A polémica ganhou visibilidade depois de Geovana Rodrigues (26) partilhar um vídeo nas redes sociais onde questionava a reduzida presença de mulheres negras no encontro organizado para apresentar a novidade da marca. A criadora de conteúdos defendeu que as empresas devem assumir uma postura activa na promoção da diversidade e não limitar-se a processos de selecção considerados neutros, sobretudo quando está em causa a representatividade de diferentes comunidades.

Perante as críticas, Helena Coelho (33) respondeu através das redes sociais, esclarecendo que as cerca de 30 participantes presentes no evento foram seleccionadas de forma aleatória a partir de uma base de dados de seguidoras. A influenciadora garantiu ainda que a escolha não teve em consideração a cor da pele das convidadas e sublinhou que nunca olha para as pessoas sob essa perspetiva.
Contudo, a explicação acabou por alimentar ainda mais a discussão, levando o tema até à Passadeira Vermelha, da SIC Caras, onde os comentadores analisaram os vários ângulos da controvérsia.

Debate divide opiniões em estúdio
Filipa Torrinha Nunes (37) considerou que a principal questão deixou de estar relacionada com a composição inicial do evento e passou a centrar-se na forma como Helena Coelho reagiu às críticas. “Ela ataca e é arrogante”, comentou. Na sua opinião, a resposta da influenciadora foi excessivamente defensiva e pouco receptiva à reflexão levantada por parte do público.

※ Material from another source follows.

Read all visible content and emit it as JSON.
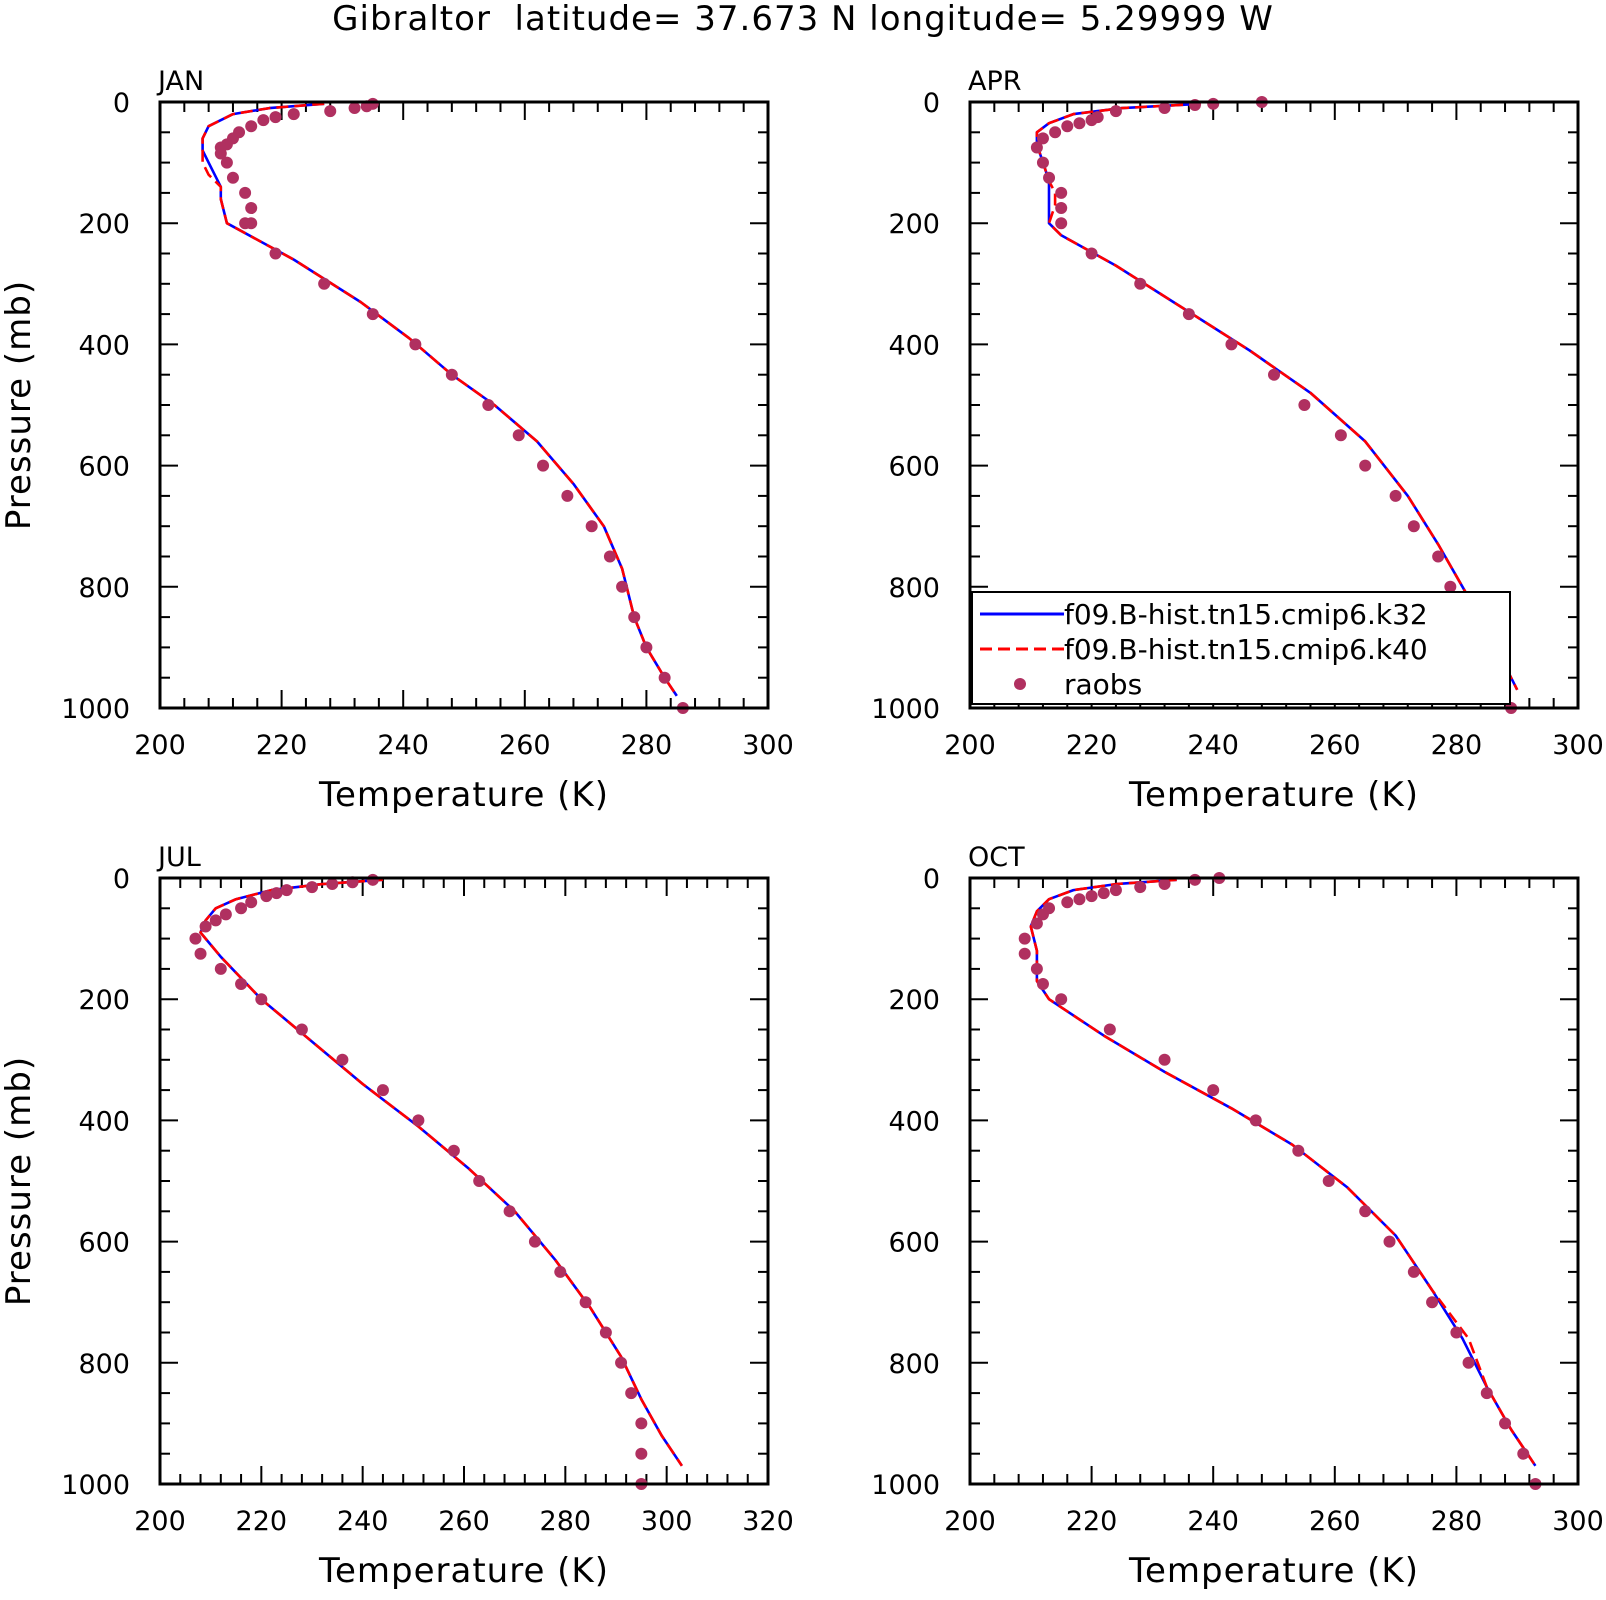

Durante a sua intervenção, a comentadora argumentou ainda que todas as pessoas transportam preconceitos e referências culturais adquiridas ao longo da vida, defendendo que reconhecer essas limitações é um passo essencial para promover mudanças e construir uma sociedade mais inclusiva. “Não apenas essa empresa, mas as marcas tentem representar um bocadinho de todas as pessoas, olhando sim a cor da pele, para representar mais pessoas”, concluiu.
Já David Motta (40) reconheceu mérito nas questões levantadas por Geovana Rodrigues, embora tenha admitido algumas reservas relativamente à forma como a mensagem foi transmitida. Ainda assim, foi mais longe na sua reflexão e defendeu que o racismo estrutural continua presente na sociedade. “E não há pessoas brancas não racistas. Todos nós, quer queiramos quer não, infelizmente somos racistas“, afirmou.
Uma discussão que ultrapassa o caso concreto
A controvérsia em torno de Helena Coelho acabou por ultrapassar largamente o evento que lhe deu origem. O debate passou a centrar-se na forma como as marcas abordam a diversidade e na responsabilidade que figuras públicas com grande influência digital têm na promoção de uma representação mais abrangente da sociedade.
Enquanto as opiniões continuam divididas nas redes sociais, o caso demonstra que as questões relacionadas com inclusão e representatividade permanecem entre os temas mais sensíveis do universo digital. A situação voltou a evidenciar a crescente exigência do público perante marcas e criadores de conteúdos, num momento em que a diversidade é cada vez mais vista como um factor essencial de credibilidade e proximidade junto das comunidades que procuram alcançar.